Over the past three decades, the state of California has launched the largest prison construction project in history. The United States has followed California's lead by massively expanding its penal system and radically dismantling its welfare system. The country currently incarcerates not only more people, but also a greater percentage of its population than any other nation in the world. During this same period, increasing numbers of artists have intervened in the spaces between the U.S. prison and welfare systems. San Francisco has served as a crucible for these endeavors, which constitute a defining feature of the emerging field of community-based performance. This dissertation responds to this political and cultural conjunction by considering how and to what effect artists in San Francisco and across California have engaged the shifting penal-welfare nexus throughout the twentieth and twenty-first centuries.

From between the fields of theater and performance studies and critical prison studies, I develop the concept of penal-welfare performance. The penal-welfare lens reveals how the prison and welfare systems constitute interconnecting forces within the bureaucratic field. These mechanisms lock large sections of the population out of stabilizing social institutions, a dynamic that geographer Ruth Wilson Gilmore aptly describes as mass infrastructural abandonment. This fracturing of communities both effects and is effected by racialized, classed, gendered, and sexualized operations of dehumanization, operations that threaten survival on symbolic and material registers. I demonstrate how penal-welfare performance--as an object of study and a conceptual framework--may redirect the discourses and bureaucratic structures buttressing the prison industrial complex.

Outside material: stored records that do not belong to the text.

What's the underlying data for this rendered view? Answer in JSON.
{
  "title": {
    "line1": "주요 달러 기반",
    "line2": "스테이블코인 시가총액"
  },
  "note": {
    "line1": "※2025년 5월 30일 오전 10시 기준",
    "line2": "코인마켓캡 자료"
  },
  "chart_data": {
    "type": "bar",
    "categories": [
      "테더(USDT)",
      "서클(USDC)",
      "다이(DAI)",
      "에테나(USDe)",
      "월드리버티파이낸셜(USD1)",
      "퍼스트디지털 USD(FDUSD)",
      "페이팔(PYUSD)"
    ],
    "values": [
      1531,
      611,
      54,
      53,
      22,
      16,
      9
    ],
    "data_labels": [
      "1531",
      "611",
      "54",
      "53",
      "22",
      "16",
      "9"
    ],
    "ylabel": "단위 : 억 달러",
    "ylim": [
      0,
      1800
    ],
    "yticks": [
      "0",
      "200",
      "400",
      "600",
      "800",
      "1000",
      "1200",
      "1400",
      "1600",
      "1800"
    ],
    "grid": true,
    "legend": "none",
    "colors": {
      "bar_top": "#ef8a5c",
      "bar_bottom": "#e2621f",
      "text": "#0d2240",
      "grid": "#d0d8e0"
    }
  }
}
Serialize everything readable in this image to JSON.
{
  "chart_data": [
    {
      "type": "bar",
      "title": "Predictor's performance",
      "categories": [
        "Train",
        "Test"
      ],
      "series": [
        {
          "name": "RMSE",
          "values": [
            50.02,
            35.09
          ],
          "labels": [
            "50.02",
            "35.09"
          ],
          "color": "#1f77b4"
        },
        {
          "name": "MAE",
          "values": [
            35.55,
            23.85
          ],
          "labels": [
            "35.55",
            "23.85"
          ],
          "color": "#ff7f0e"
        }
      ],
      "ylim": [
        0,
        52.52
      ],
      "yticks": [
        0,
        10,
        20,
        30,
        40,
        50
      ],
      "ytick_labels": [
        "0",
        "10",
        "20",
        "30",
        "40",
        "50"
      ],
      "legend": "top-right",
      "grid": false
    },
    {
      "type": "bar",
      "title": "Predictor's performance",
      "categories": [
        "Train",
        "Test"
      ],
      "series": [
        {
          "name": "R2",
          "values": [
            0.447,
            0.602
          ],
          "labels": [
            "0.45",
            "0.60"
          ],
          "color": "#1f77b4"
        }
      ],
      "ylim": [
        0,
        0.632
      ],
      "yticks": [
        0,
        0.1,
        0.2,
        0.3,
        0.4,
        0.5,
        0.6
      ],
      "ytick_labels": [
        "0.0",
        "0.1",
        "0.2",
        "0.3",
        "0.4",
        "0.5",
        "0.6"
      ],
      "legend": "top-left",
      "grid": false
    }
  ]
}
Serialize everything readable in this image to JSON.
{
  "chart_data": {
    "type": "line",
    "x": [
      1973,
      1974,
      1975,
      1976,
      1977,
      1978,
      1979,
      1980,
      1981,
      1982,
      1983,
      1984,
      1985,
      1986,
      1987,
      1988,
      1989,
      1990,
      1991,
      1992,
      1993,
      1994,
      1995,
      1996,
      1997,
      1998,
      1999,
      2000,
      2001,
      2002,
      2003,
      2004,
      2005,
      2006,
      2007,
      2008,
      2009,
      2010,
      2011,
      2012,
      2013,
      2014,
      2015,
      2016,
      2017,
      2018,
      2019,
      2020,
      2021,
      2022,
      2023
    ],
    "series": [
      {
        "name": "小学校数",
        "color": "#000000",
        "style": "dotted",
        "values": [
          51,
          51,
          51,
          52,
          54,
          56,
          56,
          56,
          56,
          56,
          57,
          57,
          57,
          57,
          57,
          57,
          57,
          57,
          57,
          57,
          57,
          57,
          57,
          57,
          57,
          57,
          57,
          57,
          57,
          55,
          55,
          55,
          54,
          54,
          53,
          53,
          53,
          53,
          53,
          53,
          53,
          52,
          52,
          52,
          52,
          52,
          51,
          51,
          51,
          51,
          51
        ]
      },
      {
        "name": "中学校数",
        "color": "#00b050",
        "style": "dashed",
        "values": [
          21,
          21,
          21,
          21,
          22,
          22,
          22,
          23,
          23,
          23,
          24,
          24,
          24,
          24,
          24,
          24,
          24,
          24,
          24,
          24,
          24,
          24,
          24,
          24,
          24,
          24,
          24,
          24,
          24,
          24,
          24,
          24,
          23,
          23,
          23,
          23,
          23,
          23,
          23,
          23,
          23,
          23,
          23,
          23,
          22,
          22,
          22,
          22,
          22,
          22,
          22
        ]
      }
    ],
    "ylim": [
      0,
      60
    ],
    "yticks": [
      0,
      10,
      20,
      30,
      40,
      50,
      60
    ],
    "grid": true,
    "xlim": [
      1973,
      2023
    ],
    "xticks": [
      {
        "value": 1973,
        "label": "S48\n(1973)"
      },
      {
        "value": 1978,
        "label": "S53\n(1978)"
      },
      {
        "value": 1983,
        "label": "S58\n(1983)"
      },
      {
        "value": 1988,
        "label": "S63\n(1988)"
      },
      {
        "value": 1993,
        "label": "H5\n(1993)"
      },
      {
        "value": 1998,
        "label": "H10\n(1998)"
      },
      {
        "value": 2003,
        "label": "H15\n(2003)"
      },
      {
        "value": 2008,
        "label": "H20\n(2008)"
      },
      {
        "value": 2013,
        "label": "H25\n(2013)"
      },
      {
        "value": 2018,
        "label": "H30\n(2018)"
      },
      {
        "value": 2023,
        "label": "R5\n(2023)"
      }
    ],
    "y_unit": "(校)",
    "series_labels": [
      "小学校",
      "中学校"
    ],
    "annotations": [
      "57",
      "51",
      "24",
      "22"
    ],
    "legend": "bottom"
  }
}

Moving from community-based theaters that aim to rehabilitate the incarcerated to activist performances that aim to mobilize the public, I examine the limitations and the possibilities of performance's transformative promise. I argue that by staging their negotiations within networks of power, artists in and around the penal system advance an ethic and aesthetic of interdependency that unsettles the boundaries between prison and society, aesthetics and politics, subject and world. From different locations within and around the prison system, the arts practices in this dissertation highlight how power saturates every aspect of the social world. From the Arts-in-Corrections program (which is fully institutionalized within the California Department of Corrections), to the Medea Project: Theater for Incarcerated Women (which occupies a liminal space both within and beyond the county jail system), to the Prison Project at Intersection for the Arts (which operates outside of criminal justice bureaucracies), each of the arts practices I study imagines and re-imagines creative ways of speaking to, against, and through power.